Tu as l’impression de revoir ta fille quand tu lui fais son plat préféré à la maison. Elle le mange tellement rapidement de peur de ne pas pouvoir avoir du rab… Ce qui est un peu étrange, puisque vous n’êtes que tous les deux à manger, elle aura forcément une deuxième part si elle le demande, vu qu’en bon père tu n’irais pas lui manger. Ça aurait été sûrement différent si elle avait eu un frère… Tu soupires légèrement à cette pensée. Depuis quelques temps ton esprit aime te torturer, la perte de Nova ravive la perte de ton épouse. Heureusement que tu as toujours Lys, autrement tu ne serais sûrement pas rester dans ce monde.

Tu te retournes pour prendre un verre et le remplit doucement avec de la bière avant de déposer la boisson devant le garçon.

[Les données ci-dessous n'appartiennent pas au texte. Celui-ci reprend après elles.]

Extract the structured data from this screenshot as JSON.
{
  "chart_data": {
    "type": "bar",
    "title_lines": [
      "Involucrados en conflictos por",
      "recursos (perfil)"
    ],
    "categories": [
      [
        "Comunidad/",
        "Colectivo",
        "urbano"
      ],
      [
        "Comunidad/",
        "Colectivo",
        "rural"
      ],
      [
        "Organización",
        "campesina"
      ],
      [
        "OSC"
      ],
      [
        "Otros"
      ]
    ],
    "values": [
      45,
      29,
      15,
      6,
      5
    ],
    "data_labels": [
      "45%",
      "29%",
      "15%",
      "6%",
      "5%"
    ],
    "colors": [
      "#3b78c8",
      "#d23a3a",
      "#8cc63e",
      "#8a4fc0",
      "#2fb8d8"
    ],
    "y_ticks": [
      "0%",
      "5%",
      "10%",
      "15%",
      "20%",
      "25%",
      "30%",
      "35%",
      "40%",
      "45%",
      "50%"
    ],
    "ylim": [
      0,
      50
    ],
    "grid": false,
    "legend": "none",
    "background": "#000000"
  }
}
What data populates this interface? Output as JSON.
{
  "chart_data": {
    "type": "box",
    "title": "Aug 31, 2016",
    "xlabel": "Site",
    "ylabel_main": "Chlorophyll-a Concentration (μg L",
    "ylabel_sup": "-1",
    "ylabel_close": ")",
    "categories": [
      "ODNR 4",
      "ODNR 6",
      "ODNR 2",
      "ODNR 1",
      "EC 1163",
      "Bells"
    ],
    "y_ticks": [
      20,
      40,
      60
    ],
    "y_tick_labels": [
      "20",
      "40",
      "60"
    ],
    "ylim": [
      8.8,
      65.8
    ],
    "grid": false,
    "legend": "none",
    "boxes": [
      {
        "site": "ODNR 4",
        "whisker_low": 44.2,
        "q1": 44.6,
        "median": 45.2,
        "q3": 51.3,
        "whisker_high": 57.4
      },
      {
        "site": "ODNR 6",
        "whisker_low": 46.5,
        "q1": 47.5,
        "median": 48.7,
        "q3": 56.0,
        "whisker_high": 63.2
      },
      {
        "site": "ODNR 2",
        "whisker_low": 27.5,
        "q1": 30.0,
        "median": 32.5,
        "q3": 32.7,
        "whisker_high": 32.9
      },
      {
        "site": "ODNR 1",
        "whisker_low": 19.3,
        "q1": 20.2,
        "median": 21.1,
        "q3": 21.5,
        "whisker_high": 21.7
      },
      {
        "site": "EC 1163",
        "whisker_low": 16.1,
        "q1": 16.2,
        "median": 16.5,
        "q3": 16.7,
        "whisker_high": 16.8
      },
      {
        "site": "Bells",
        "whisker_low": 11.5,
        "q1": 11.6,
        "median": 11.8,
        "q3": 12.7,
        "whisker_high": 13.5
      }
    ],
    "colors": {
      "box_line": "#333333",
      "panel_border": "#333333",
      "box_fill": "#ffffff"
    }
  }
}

Tu attendras le dernier moment pour faire son café, histoire qu’il n’ai pas à le boire complètement froid. Pourtant, tu te doutes que cette jolie blonde sera bu aussi rapidement que le plat de lasagne qui a déjà disparu. Tu observes Kalem, qui comme souvent tente d’éviter par tous les moyens ton regard. Tu ne sais pas vraiment ce que ça changerait qu’il plonge ses yeux dans les tiens, après tout tu ne vas pas non plus le changer de statue de pierre. Il a peut être tout simplement peur qu’en faisant ça, tu le prennes comme une autorisation à le questionner ? C’est vrai que tu as beau le côtoyer depuis près de deux ans, tu ne sais finalement pas grand chose de sa vie. Tu sais que c’est un coursier, qu’il dort dans un lit et… Qu’il aime ton café. Peut être un peu ta gentillesse aussi, autrement il ne reviendrait pas. Mais à part ça… Tu évites de poser trop de questions, tu as déjà essayé et en plus de n’avoir rien appris, il s’est complètement fermé.

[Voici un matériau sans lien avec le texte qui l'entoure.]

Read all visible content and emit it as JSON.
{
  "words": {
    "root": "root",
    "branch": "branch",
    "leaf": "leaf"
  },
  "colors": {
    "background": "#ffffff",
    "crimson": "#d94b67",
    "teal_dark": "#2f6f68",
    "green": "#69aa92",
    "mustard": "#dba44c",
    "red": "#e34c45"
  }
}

- Comme tu vois, j’ai toujours autant de monde. Même quand la vie va mal, les gens ont visiblement besoin de se retrouver autour d’un café. Ou de boire une bière.

Tu souris en coin pour cacher ta tristesse. Ton regard bloque un instant sur lui, comme pour savoir comment il a pu vivre la journée de disparition des totems, avant de revenir sur le reste de la salle. Même s’il y a des rires, que l’ambiance est conviviale, tu as toujours l’impression qu’un truc flotte dans l’air, empêchant de réellement se détendre. Tu espères cependant être le seul à ressentir cette sensation, la mettant sur le compte de la perte de ton totem. D’ailleurs, tu ne sais pas vraiment ce qu’il en est pour Kalem. Vous n’avez pas eu l’occasion de vraiment en discuter avant, et comme tu n’as plus la capacité de voir les totems en plus d’avoir perdu Nova… Un long soupir s’échappe alors que tu te tournes pour te servir un coca bien frais. Tu n’aurais pas été au travail, tu aurais très certainement suivi Kalem avec une bière.

- Et toi, les affaires ?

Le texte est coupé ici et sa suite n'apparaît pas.